File structure, architecture, organization of classes 90%: We have the skeleton of our project laid out pretty well. There has been no major trouble in this portion of the lab. There are still things to sort out, but nothing that will hold up back from submitting. 

Use of Data Structures 95%: We have implemented about 4 different data structures talked about in class, they all serve meaningful purpose in the lab. There has been no major trouble in their implementation, and a test suite has been set up so this can be verified, however, testing is not complete. As a milestone, I would place the testing at 50% complete. 

Documentation 100%: All code has documentation so that collaborators have an easier time understanding, intimately, what is going on. Also, whenever some major change has been made, there are comments documenting the changes so that no group member is left in the dark. 

Game Functionality, responses to change to roomstate 45%: We have the structure built and are confident that it will support our game but due to issues we have been having with gradle, time spent on this has been minimal. This week, once build problems are solved, work on this will be priority. 
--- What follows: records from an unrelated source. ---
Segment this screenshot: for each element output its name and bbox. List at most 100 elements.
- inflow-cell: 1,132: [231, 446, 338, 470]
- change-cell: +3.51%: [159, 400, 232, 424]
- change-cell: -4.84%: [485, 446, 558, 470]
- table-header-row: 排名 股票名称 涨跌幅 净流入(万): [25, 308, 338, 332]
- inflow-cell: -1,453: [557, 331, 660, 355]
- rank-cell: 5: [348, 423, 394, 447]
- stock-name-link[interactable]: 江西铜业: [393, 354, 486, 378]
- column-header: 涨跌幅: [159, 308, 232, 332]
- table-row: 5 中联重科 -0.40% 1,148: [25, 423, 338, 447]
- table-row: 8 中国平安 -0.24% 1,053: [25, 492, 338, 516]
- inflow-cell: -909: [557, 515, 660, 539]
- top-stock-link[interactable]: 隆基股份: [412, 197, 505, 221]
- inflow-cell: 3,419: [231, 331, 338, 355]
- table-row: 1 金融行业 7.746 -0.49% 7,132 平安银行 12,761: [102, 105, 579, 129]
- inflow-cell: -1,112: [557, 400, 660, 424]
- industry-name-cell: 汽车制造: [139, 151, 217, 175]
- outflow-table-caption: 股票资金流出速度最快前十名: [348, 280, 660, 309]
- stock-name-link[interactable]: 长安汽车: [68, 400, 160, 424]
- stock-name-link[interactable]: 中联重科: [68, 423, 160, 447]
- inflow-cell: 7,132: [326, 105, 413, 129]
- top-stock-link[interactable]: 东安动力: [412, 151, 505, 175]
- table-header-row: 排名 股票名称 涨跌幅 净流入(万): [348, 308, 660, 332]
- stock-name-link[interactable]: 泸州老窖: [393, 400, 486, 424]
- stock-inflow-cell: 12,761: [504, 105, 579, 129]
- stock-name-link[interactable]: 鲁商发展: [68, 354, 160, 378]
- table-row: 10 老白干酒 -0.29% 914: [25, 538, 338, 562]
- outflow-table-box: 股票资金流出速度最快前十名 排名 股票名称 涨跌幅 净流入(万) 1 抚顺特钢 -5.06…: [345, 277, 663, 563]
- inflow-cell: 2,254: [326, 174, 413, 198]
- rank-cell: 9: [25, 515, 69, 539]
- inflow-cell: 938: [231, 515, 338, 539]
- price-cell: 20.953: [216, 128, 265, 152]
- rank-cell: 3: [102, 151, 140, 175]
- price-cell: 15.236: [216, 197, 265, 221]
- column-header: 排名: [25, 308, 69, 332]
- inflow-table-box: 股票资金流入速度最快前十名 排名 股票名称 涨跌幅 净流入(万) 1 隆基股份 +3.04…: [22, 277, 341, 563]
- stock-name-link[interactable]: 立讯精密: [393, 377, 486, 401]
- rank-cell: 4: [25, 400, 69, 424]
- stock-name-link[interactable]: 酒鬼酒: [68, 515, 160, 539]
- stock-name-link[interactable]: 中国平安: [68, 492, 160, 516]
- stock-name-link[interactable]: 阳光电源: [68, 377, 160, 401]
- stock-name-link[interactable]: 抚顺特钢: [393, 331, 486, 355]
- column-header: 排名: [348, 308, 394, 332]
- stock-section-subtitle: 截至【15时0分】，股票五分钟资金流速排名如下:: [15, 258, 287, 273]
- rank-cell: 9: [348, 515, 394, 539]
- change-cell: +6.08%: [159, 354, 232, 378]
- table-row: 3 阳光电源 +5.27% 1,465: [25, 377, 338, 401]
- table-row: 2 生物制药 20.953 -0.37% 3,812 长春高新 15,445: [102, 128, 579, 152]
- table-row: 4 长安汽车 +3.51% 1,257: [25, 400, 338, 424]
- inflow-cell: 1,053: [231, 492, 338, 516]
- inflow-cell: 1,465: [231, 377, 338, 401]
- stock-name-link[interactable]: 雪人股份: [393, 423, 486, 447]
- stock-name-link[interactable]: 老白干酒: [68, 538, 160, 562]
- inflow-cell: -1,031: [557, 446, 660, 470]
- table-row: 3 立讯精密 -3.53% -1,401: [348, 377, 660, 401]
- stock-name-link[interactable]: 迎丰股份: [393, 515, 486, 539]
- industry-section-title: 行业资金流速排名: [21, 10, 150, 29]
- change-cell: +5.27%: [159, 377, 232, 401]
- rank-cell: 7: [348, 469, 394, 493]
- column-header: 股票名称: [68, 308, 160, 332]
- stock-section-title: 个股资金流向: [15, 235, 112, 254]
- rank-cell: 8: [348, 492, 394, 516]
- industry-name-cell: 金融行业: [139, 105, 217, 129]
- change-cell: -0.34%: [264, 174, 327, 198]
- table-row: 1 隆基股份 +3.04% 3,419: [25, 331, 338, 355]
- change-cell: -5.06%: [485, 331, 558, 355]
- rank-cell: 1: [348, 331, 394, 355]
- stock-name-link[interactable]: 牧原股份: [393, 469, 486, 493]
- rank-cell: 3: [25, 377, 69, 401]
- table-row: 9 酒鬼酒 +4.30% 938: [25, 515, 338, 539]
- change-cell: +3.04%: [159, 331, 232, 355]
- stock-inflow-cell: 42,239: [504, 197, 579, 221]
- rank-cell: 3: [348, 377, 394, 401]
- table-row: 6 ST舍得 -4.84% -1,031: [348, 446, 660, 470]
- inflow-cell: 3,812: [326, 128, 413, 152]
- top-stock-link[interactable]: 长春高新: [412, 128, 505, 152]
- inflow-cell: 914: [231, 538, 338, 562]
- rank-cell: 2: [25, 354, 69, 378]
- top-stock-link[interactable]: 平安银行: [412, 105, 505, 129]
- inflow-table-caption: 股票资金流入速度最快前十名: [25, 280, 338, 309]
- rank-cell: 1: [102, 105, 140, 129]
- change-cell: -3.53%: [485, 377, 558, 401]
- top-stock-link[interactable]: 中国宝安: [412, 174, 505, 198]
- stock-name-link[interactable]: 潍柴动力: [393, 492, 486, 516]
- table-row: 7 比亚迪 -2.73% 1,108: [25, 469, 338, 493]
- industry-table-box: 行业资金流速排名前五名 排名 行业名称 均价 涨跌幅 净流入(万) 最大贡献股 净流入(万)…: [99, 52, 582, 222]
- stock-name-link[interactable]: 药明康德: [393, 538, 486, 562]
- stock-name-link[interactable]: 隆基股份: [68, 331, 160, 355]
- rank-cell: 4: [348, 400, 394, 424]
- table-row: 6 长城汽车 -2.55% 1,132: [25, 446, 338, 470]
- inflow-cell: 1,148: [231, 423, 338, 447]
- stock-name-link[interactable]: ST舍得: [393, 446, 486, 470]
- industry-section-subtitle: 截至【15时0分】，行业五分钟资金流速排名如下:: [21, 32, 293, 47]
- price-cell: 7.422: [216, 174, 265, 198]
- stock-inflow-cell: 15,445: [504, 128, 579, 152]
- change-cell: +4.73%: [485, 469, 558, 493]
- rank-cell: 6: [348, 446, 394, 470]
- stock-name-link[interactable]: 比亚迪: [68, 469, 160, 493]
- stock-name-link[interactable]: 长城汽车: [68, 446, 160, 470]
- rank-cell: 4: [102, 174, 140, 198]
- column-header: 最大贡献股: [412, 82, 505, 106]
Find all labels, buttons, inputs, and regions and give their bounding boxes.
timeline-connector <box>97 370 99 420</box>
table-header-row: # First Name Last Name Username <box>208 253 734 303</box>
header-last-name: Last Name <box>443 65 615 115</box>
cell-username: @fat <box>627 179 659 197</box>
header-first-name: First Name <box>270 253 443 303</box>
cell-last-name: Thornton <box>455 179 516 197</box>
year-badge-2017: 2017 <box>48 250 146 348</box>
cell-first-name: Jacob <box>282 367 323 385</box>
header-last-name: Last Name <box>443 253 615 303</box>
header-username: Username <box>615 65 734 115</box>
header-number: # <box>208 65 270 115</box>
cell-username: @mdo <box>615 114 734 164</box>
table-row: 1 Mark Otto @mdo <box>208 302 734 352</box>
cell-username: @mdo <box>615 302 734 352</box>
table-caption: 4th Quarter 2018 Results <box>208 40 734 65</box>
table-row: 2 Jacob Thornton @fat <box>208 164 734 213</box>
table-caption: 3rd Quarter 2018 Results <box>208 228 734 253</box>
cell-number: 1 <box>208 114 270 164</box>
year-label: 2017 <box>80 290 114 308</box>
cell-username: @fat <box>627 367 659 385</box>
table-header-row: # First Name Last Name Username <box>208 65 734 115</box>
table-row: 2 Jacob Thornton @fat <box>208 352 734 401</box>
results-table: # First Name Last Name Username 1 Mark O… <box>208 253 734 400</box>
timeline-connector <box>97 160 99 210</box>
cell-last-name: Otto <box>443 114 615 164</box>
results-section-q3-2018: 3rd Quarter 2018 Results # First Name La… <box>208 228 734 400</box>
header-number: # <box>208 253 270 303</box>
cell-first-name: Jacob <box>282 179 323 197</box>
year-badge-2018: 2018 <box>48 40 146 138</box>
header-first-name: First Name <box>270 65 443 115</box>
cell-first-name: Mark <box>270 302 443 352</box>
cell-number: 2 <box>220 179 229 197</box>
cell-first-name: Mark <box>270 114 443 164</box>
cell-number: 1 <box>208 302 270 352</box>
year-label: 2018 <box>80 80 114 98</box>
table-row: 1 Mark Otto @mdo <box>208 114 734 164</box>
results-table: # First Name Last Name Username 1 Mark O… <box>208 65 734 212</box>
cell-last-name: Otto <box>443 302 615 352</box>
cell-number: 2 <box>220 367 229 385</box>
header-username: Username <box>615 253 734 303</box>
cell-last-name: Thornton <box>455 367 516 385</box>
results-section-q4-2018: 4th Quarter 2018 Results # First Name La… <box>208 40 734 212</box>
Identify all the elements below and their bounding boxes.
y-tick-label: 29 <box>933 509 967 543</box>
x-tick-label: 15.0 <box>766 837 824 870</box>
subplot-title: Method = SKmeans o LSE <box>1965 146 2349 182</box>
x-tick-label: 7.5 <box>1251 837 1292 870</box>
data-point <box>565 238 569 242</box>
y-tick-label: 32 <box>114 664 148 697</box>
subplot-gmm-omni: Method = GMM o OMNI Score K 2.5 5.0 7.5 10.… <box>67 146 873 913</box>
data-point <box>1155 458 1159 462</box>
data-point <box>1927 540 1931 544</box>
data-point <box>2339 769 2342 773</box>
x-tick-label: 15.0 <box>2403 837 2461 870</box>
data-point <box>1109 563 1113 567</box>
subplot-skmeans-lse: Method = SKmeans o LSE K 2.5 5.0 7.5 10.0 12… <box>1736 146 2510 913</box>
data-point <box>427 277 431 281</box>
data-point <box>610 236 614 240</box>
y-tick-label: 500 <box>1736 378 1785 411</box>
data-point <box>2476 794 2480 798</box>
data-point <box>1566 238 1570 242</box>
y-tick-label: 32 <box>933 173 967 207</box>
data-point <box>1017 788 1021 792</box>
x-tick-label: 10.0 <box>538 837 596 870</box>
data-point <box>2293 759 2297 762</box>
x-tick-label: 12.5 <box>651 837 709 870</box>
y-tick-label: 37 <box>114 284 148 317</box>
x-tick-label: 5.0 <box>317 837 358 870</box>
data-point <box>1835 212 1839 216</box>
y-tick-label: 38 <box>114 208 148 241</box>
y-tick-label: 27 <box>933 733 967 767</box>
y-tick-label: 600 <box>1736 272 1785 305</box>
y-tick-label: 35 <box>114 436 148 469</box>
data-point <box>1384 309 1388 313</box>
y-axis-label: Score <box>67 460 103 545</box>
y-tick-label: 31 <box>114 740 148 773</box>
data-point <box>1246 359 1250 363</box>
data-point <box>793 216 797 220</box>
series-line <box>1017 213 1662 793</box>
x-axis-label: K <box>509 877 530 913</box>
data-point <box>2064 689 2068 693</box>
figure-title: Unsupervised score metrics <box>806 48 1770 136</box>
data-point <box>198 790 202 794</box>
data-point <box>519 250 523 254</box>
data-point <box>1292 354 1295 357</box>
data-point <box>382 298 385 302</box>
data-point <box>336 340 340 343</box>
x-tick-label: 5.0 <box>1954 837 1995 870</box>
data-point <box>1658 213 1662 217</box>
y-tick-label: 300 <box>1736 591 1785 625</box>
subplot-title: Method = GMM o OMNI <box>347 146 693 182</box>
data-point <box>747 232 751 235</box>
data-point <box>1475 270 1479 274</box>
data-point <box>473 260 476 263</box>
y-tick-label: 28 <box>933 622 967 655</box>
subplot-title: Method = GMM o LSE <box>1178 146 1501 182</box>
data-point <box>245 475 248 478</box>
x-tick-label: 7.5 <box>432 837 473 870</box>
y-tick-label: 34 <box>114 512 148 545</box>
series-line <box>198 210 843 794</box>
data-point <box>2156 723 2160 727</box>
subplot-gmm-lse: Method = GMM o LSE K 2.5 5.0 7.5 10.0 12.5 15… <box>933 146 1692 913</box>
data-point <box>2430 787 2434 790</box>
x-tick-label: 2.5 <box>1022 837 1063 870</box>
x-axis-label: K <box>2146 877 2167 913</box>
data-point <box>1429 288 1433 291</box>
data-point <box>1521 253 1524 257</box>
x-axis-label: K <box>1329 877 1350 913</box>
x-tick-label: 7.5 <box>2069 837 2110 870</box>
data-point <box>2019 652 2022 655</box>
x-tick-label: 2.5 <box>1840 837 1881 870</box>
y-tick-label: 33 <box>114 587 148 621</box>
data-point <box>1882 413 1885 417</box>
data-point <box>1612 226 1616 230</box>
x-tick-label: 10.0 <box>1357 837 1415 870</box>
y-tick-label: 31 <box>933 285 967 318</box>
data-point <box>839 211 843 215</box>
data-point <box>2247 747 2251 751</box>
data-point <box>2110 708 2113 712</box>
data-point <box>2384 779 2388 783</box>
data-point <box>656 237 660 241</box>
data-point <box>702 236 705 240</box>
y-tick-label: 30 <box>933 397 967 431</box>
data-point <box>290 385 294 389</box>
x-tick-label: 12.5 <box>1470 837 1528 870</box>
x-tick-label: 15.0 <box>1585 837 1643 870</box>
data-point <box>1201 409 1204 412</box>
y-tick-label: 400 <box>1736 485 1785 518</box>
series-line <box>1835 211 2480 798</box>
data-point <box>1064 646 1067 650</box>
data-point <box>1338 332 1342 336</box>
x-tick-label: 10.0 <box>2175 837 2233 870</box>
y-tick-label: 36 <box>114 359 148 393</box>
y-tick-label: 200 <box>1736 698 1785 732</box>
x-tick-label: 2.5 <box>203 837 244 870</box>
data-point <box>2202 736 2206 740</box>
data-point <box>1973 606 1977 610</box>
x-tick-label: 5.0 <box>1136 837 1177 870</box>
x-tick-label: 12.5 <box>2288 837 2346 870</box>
As mentioned in my partners posts, there has been major issues with finding the root project and recognizing the main class. The project would build at one point, after changing the main class in the build.gradle file and running ./gradlew clean and deleting .class files. However, after going back and attempting to run again, build issues persisted. I do not expect this to delay final submission of the project. But, it has been difficult, because these issues were not planned for, based on them not appearing in labs. As that may be, everything can not always be expected to work, in the future time for "unforeseen issues" will always be present in an initial timeline.  These issues will be rectified by using resources like slack exchange and perusing the gradle documentation. If we cannot solve the issue this way, I plan to start from scratch(on the gradle + cloud nine side), by creating a new workspace, possibly.